Днем, когда я возился в саду, этот сон снова пришел мне на ум. Теперь я посчитал его неким предостережением; я отдавал себе отчет в той ответственности, какую несет с собой такого рода проницательность.

Кирххорст, 4 июля 1939 года

Во второй половине дня к нам завернул д-р Герстбергер: он живет в Фишерхуде у фрау Рильке. От знатоков я слышал, что его считают одним из самых сильных наших талантов в музыке. Хотя сам я не могу судить об этом, однако нахожу подобное утверждение вполне обоснованным. По внешнему виду можно очень точно увидеть, достиг ли человек высот в своей специальности – если распознать в нем ту часть, которая составляет его особенность. Найдя центр тяжести, мы узнаем и о распределении масс в данном теле. Разговор о Вагнере, Верди, Бизе.

В саду у ограды из рассеянных ветром семян зацвел душистый горошек. Изысканные краски – нежная краснота лосося, кремово-желтая и фиолетовая, словно нанесенная кисточкой на сырой грунт.

Кирххорст, 7 июля 1939 года

Закончил: Леон Блуа[59], «La femme pauvre»[60]. Самый коварный подводный риф в любом романе – соблазн включить в действие собственные рефлексии, а потому самые умные и становятся его жертвой. Здесь прямо-таки россыпи идей для томика эссе.

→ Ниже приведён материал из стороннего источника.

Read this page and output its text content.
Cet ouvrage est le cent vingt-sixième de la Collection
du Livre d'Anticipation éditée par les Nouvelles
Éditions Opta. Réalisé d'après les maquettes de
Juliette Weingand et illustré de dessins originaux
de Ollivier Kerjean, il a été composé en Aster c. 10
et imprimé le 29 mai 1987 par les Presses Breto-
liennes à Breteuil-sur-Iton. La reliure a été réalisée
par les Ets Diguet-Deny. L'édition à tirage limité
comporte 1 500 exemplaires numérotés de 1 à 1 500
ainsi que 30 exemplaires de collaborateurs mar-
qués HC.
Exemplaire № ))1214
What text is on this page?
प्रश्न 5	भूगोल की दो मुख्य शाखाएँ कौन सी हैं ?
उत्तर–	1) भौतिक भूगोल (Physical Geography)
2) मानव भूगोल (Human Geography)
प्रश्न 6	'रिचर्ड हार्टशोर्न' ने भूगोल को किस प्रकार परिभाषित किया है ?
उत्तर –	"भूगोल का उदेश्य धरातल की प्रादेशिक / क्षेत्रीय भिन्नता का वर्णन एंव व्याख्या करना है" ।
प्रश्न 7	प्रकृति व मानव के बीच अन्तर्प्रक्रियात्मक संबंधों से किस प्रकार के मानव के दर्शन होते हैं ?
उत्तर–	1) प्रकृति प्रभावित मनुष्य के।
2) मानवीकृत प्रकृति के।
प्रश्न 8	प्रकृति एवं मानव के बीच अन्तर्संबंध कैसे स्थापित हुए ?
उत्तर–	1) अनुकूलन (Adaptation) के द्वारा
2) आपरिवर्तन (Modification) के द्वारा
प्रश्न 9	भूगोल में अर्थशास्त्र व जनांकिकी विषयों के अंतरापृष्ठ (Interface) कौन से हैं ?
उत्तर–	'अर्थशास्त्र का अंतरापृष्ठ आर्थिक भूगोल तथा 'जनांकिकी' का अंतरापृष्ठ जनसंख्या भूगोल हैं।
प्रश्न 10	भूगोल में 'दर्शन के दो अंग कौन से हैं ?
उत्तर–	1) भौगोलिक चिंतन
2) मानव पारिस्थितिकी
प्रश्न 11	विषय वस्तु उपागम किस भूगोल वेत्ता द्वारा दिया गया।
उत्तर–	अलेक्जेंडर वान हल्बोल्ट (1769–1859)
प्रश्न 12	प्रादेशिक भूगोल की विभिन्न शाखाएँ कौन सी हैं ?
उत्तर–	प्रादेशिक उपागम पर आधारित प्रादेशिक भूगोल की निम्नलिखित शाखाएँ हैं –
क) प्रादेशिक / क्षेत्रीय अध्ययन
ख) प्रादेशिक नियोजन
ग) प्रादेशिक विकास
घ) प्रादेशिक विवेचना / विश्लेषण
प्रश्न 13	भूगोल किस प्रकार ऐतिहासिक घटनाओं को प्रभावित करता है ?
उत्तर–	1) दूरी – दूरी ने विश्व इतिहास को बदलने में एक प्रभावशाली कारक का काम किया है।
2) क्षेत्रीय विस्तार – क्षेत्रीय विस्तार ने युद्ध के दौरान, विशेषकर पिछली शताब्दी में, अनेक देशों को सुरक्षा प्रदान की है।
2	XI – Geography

Блуа представляет собой двойной кристалл из алмаза и нечистот. Наиболее часто употребляется им словцо «ordure»[61]. Его герой Маршенуар говорит о себе, что войдет в рай с короной, свитой из человеческого кала. Мадам Шапюи хороша только в качестве тряпки при корыте для обмывания трупов в лепрозории. В каком-то парижском саду, который он описывает, стоит такой смрад, что даже кривоногим дервишем, этим живодером, который убирал павших от чумы верблюдов, овладела мания преследования. У мадам Пуло под черной сорочкой – грудь, похожая на вывалянный в грязи кусок телятины, который, обоссав мимоходом, за ненадобностью бросает даже свора собак. И так до бесконечности.

А между тем эти сцены пересыпаны отточенными и верными сентенциями вроде «La Fкte de l’homme, c’est de voir mourir ce qui ne paraоt pas mortel»[62].

На странице 169 пример того, каких образов следует избегать: «La ligne impérieuse du nez aquilin, dont les ailes battaient continuellement»[63].

Кирххорст, 9 июля 1939 года

«Мраморные утесы». Удивительно, как в ходе работы у меня ускользает из виду целое. При вышивании то же самое – внимание поглощено иголкой и стежком; остальная ткань остается вне поля зрения.

«Упаковка» предложений, фрагментами которых я в большинстве случаев свободно владею. Однако мне стоит труда уложить их, словно бы в некую коробку – по возможности экономно и рачительно. В идеальном предложении каждое слово должно обладать той долей акцента и веса, каких оно требует.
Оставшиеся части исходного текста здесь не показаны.